Baltic Dry Index – czyli miernik cen frachtu towarów masowych – osiągnął 29-letnie minimum i w ciągu ostatnich trzech miesięcy spadł najszybciej od upadku banku Lehman Brothers. To czynnik ostrzegający przed pogorszeniem koniunktury w światowej gospodarce.


Baltic Dry Index (BDI) to popularniejszy miernik cen frachtu na głównych trasach światowych obliczany codziennie przez Baltic Exchange. Dla ekonomistów i analityków to jeden z najważniejszych barometrów światowej koniunktury gospodarczej. Bo gdy ceny transportu morskiego takich towarów jak ruda żelaza, zboża czy węgla rosną, oznacza to, że światowa gospodarka przyspiesza, wymagając coraz większej ilości surowców przemieszczanych z miejsca na miejsce. I odwrotnie: malejący BDI może (ale nie musi!) być zwiastunem załamania koniunktury.

W poniedziałek, 2 lutego, wartość Baltic Dry Index spadła do 590 punktów – to poziom nienotowany od lipca 1986 roku! Nawet podczas apogeum światowej recesji po upadku Lehman Brothers BDI nie spadł poniżej 600 punktów. Co więcej, w ciągu ostatnich 3 miesięcy BDI zanurkował o ponad 60%. Ostatni raz ceny frachtu malały tak szybko na przełomie lat 2008/09.
Analitycy nie mają wątpliwości, że krach BDI to skutek słabnącego wzrostu w Chinach – tegoroczna dynamika PKB drugiej gospodarki świata według prognoz ma być najniższa od ćwierćwiecza. A Chiny to obecnie największy konsument wielu głównych surowców.
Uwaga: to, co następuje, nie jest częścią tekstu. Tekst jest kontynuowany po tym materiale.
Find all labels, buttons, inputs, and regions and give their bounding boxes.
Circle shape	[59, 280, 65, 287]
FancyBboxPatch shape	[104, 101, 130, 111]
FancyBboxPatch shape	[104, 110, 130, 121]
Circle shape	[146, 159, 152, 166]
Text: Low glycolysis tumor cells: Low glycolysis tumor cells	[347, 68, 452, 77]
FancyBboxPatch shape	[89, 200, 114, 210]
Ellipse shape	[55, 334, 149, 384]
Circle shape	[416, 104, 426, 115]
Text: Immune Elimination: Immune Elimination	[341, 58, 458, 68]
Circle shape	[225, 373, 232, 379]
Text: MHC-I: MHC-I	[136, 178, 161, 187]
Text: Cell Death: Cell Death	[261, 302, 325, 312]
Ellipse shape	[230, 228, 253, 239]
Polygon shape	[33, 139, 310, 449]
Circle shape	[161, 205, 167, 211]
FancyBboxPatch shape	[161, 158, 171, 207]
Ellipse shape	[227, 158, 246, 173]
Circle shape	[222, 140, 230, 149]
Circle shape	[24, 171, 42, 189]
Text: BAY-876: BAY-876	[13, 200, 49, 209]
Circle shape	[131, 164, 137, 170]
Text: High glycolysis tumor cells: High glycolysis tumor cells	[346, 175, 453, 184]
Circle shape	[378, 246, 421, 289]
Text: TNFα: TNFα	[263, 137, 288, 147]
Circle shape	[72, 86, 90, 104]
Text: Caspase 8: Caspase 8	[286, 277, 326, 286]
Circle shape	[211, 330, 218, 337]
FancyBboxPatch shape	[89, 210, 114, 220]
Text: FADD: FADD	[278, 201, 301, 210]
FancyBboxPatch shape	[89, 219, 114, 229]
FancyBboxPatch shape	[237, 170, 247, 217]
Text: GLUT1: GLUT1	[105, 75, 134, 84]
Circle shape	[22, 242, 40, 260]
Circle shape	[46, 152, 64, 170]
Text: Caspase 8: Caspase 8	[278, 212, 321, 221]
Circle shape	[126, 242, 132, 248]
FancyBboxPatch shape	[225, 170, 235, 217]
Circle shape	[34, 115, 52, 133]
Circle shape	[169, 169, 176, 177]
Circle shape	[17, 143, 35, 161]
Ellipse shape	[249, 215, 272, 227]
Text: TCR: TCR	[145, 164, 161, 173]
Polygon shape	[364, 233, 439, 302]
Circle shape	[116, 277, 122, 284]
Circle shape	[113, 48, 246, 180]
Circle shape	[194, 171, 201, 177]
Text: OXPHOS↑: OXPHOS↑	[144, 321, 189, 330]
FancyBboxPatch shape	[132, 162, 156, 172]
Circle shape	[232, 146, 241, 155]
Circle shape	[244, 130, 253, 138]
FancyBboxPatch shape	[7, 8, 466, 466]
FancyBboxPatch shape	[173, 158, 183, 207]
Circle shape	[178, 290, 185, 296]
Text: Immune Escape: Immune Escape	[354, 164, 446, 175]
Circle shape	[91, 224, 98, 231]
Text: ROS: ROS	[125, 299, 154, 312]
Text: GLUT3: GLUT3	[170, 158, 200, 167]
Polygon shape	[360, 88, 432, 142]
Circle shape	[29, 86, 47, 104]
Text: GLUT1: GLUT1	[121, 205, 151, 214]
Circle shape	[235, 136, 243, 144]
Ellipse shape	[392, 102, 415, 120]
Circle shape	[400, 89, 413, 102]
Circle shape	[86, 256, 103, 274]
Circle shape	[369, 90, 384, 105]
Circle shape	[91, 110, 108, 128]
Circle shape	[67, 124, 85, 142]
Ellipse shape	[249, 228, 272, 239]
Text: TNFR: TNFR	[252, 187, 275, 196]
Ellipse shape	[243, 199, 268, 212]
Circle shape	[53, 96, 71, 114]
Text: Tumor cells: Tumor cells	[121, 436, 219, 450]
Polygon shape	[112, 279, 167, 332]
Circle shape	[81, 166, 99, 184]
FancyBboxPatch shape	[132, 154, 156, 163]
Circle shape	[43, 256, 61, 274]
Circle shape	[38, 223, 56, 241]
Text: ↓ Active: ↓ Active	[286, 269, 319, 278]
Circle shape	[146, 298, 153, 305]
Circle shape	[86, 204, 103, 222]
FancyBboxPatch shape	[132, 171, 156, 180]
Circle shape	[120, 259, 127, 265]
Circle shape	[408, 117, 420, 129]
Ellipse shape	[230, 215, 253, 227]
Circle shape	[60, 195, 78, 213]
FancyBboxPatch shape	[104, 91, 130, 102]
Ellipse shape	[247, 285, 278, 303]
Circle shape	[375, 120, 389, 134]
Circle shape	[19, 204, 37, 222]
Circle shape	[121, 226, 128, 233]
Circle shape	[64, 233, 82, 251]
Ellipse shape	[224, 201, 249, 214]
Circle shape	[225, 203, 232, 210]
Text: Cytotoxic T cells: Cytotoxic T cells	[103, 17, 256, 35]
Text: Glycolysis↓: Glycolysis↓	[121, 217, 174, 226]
Równocześnie od 2008 roku dynamicznie rośnie podaż mocy transportowych – nowe statki weszły do służby dopiero po boomie surowcowym z lat 2002-08. Według analiz firmy brokerskiej Clarkson od 2008 roku pojemność masowców zwiększyła się o 80%, a wolumenem przewożonych towarów wzrósł „tylko” o 40%.
Z prognoz analityków Clarksona wynika, że tegoroczny wzrost przewozów towarów masowych wyniesie tylko 4%, podczas gdy ładowność floty transportowej globalnie zwiększy się o 5,1%. Jednakże zdaniem pesymistów to nie wzrost podaży, lecz słabość popytu napędza krach cen frachtu. Jeśli miałoby się to okazać prawdą, to nurkujący BDI źle wróży globalnej koniunkturze gospodarczej.